Author Ronen Bergman has written a new book about Israeli intelligence and contributed an op-ed in The New York Times concerning an enduring mystery of the Mossad: Why wasn’t Mengele brought to justice like Adolf Eichmann?

Israel made the capture of Eichmann — the man responsible for organizing the Nazi industrialization of murder — a priority mission for its intelligence operatives. After he was run to ground in Argentina and brought to Israel for trial and eventual execution, Mengele was the logical next target. Yet he evaded capture and died a free man in Sao Paulo in 1979.

Was he just too clever or lucky? No. As Bergman reports, Mengele was spotted in Sao Paulo in 1962 by a Mossad team. Had their commanders and their political masters ordered an operation to snatch him, he would have gotten the same just deserts Eichmann received. But they didn’t, and their reason provides an insight both into Israeli history and the choices that are often posed to the Jewish people.

As Bergman explains, the same day that the news about Mengele’s spotting arrived on Mossad chief Isser Harel’s desk, he learned Egypt was recruiting German scientists to build missiles. Harel oversaw the operation to get Eichmann but thought the threat from Egypt was more important than justice for Mengele. Had Gamal Abdel Nasser’s regime — which was then using chemical weapons in its military adventure in Yemen — acquired missile technology, that would have raised the prospect of Jews being gassed the next time Egypt attacked Israel.

With limited personnel at his disposal, Harel ordered the Mossad to stand down in Brazil and to concentrate on a campaign of intimidation and murder of Germans helping Egypt. Harel’s successor, Meir Amit, went further. He ordered his agents, “Stop chasing after ghosts from the past and devote all our manpower and resources to threats against the security of the state.” In other words, forget about old Nazis and concentrate on those Arabs and their allies trying to murder Jews now. Every Israeli prime minister concurred with Amit until Menachem Begin was elected in 1977. But Mengele died long before the Mossad was able to track him down again.
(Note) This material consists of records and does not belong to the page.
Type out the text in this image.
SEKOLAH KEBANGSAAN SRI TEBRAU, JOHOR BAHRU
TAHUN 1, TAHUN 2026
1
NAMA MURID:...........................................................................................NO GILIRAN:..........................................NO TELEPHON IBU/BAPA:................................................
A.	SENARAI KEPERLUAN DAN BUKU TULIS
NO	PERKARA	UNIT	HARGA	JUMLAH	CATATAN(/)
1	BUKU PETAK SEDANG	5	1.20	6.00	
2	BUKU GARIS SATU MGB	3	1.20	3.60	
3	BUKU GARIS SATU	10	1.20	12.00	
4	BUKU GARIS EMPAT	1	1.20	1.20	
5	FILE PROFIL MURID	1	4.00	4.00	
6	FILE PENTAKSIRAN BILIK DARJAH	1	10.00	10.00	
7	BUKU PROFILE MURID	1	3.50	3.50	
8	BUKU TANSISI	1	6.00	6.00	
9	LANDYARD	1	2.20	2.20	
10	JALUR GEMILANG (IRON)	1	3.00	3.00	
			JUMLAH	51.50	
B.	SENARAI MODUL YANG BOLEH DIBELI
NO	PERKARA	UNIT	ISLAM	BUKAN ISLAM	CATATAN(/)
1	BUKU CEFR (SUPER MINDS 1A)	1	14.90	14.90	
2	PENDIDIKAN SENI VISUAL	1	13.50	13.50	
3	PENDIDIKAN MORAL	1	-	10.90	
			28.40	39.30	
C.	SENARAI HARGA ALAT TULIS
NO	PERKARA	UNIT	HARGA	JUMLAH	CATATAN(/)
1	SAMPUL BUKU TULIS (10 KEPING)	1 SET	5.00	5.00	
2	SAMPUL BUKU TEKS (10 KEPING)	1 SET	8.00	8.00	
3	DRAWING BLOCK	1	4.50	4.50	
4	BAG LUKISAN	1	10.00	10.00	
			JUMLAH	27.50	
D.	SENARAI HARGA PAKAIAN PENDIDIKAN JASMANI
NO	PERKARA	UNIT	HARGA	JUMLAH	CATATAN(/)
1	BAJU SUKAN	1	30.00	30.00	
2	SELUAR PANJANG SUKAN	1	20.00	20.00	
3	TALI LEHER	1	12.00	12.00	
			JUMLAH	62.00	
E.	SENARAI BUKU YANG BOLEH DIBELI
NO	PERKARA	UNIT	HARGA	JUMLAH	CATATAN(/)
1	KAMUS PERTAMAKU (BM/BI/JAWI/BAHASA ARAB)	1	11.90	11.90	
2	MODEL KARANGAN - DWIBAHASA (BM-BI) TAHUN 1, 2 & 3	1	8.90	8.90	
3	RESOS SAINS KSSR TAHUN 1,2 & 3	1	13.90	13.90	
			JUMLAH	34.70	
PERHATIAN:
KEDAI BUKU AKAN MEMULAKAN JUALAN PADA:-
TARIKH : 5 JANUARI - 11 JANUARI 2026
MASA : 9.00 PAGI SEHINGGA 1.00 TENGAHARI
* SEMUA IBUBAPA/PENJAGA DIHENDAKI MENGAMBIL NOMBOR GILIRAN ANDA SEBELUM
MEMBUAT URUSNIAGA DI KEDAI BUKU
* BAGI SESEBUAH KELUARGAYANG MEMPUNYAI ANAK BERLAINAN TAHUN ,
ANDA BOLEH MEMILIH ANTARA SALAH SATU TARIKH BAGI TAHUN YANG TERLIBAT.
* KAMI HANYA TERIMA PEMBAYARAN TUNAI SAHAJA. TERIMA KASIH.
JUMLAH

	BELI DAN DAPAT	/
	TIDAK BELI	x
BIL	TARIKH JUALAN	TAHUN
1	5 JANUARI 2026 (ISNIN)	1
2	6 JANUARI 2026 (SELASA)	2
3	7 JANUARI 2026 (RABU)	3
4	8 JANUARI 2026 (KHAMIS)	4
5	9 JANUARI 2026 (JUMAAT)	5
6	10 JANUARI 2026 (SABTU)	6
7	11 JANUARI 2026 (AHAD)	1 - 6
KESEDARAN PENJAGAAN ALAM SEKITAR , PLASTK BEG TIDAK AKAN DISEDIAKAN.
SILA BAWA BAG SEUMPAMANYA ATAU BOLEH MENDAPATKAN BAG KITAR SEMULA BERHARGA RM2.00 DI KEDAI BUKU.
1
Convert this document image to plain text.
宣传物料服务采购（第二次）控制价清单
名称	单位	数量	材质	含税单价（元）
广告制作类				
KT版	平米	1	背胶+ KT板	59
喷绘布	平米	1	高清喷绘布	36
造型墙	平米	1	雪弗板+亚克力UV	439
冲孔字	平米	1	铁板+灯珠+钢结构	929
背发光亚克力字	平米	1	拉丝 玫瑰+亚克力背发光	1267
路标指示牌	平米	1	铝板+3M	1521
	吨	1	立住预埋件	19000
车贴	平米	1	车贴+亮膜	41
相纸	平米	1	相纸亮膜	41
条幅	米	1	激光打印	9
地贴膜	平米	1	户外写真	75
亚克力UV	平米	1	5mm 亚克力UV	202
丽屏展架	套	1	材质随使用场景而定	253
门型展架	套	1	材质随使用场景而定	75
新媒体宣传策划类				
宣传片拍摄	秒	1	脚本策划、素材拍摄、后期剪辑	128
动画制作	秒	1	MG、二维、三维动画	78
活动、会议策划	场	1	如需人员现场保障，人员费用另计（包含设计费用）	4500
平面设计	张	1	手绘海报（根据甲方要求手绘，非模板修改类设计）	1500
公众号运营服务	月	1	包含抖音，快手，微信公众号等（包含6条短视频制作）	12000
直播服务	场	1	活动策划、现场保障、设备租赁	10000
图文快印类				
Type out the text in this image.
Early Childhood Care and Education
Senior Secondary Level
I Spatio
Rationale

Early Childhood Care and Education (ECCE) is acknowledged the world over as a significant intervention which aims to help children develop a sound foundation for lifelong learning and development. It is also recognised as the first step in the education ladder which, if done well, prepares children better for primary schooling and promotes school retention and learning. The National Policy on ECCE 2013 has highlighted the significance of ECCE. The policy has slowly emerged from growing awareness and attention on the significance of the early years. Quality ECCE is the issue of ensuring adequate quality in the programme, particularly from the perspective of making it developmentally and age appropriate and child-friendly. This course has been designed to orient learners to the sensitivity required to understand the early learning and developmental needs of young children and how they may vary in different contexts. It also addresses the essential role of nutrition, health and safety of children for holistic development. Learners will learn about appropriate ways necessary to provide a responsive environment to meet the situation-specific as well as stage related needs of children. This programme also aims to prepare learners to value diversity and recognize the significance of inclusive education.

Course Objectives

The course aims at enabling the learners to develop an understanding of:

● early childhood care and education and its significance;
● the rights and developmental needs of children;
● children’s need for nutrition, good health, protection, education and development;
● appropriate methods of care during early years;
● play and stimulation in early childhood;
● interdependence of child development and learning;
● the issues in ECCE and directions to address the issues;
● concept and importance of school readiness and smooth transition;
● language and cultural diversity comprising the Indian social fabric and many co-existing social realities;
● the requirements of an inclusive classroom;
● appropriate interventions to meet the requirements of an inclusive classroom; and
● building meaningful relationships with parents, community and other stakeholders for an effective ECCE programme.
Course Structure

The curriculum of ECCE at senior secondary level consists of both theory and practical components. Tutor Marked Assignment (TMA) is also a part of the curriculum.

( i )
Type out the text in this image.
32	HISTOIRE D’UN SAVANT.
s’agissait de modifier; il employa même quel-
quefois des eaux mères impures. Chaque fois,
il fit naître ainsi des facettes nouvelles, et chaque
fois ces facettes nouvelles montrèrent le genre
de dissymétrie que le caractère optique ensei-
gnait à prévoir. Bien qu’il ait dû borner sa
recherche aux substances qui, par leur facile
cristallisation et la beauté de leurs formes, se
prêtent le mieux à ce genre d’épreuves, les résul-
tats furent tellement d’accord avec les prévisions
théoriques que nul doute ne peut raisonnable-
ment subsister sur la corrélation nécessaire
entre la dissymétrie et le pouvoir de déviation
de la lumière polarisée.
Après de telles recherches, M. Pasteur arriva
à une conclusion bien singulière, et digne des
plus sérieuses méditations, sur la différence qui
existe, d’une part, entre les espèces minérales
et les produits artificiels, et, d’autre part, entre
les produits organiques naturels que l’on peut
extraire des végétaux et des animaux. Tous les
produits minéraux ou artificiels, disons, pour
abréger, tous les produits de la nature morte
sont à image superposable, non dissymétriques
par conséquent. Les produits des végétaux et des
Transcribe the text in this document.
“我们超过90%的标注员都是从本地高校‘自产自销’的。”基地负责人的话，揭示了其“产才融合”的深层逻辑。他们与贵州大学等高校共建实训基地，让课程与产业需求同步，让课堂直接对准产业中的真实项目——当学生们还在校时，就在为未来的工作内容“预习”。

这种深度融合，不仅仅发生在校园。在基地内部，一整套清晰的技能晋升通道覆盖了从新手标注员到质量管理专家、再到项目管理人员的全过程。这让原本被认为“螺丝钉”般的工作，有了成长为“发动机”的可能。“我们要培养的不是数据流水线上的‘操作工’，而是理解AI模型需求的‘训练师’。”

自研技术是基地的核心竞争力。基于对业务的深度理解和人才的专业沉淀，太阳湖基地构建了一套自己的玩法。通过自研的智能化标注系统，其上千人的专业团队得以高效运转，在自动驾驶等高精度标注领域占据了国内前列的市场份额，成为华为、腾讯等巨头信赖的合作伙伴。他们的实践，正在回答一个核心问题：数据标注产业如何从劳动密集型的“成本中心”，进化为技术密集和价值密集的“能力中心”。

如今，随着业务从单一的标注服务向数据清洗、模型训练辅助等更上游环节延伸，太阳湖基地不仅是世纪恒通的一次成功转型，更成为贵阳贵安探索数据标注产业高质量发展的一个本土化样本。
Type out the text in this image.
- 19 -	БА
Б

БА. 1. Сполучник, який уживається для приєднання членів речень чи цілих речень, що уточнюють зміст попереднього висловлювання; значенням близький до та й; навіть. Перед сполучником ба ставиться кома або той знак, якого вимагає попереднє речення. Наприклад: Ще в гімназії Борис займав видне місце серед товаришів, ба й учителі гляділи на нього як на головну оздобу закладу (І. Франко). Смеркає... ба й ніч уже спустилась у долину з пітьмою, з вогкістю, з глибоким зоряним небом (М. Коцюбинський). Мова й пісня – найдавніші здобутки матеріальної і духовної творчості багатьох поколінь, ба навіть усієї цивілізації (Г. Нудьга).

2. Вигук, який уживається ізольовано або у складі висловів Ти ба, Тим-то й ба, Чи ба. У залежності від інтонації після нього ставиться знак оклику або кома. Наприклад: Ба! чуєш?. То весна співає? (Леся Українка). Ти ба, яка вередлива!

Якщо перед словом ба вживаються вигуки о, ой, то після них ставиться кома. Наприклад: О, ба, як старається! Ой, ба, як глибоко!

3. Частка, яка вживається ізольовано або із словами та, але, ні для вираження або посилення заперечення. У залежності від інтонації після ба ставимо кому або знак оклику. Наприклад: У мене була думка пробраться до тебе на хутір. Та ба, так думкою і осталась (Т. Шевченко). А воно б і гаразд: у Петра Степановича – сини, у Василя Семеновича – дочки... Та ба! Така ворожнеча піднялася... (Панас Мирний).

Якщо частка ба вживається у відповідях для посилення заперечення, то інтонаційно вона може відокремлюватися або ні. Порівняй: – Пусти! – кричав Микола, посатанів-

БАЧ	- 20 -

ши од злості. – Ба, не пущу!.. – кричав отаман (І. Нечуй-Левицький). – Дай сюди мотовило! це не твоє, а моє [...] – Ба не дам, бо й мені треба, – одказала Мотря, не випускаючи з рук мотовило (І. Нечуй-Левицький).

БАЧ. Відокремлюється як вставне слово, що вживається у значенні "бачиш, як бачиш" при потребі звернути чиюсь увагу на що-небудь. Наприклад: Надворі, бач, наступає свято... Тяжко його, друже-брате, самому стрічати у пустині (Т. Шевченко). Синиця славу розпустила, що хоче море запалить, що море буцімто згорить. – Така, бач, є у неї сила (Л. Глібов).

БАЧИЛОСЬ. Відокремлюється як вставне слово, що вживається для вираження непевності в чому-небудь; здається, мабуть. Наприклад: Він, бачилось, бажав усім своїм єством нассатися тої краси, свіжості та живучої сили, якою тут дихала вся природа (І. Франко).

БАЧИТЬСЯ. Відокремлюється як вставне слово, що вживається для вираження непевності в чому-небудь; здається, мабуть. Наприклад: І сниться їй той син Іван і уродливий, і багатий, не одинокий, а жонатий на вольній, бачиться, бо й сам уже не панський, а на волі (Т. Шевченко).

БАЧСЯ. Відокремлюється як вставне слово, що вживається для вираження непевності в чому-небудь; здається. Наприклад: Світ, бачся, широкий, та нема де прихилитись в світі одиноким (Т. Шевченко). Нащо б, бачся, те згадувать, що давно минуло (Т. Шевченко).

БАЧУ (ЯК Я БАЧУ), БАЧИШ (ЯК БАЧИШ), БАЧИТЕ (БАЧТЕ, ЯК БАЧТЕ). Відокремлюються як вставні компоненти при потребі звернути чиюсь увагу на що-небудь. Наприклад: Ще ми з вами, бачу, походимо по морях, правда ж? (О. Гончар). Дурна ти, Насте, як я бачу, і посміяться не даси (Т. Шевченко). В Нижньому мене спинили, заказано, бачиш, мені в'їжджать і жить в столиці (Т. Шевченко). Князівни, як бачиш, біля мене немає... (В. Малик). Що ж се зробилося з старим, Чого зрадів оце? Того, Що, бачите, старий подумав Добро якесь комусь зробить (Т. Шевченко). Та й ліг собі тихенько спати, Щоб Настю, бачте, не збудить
Yet the question lingers as to whether the Mossad’s decision to de-prioritize the hunt for Nazis was correct. Perhaps it might have been possible to do both, but it is not unreasonable to argue that a choice had to be made. Getting Mengele would have been just and emotionally satisfying, yet assigning its scarce resources to the more potent threat was probably the rational option.

Today, Jews face another portentous choice.

Because of what happened in Charlottesville, Va., last month, neo-Nazis are much on our minds. The imagery of a torchlight march of American racists chanting anti-Semitic slogans evoked the tragic past in a way that few events have done. With a small but noisy alt-right movement spreading Jew-hatred on the internet and social media, it’s also no longer possible to claim the anti-Semitic right is dead, as many of us had thought.

Yet, while Charlottesville has refocused us on neo-Nazis, the growing forces of the anti-Semitic left may be a far more potent contemporary threat. President Donald Trump’s inconsistent statements about Charlottesville were outrageous and have encouraged hate groups, but although we are right to worry about the alt-right, the ability of left-wing Israel-haters and their Islamist allies to mobilize far larger numbers of supporters in Europe and on American college campuses is a more serious problem. They can also influence popular culture and mainstream politics via the anti-Trump “resistance.” That presents a clear and present danger to Jewish communities and students that the marginal figures who assembled in Virginia do not.

Jews are capable of opposing both threats. Yet if, due to the antipathy Trump generates among many Jews, we ignore the left-wing anti-Semites in order to concentrate on the less dangerous right-wing haters, that would be a mistake. The Jews have more than one enemy, but the one that is still actively plotting the destruction of the Jewish state and the murder of Jews should remain the default priority. The lesson of Jewish history is not just “never again.” Meir Amit’s warning about chasing ghosts should also not be forgotten.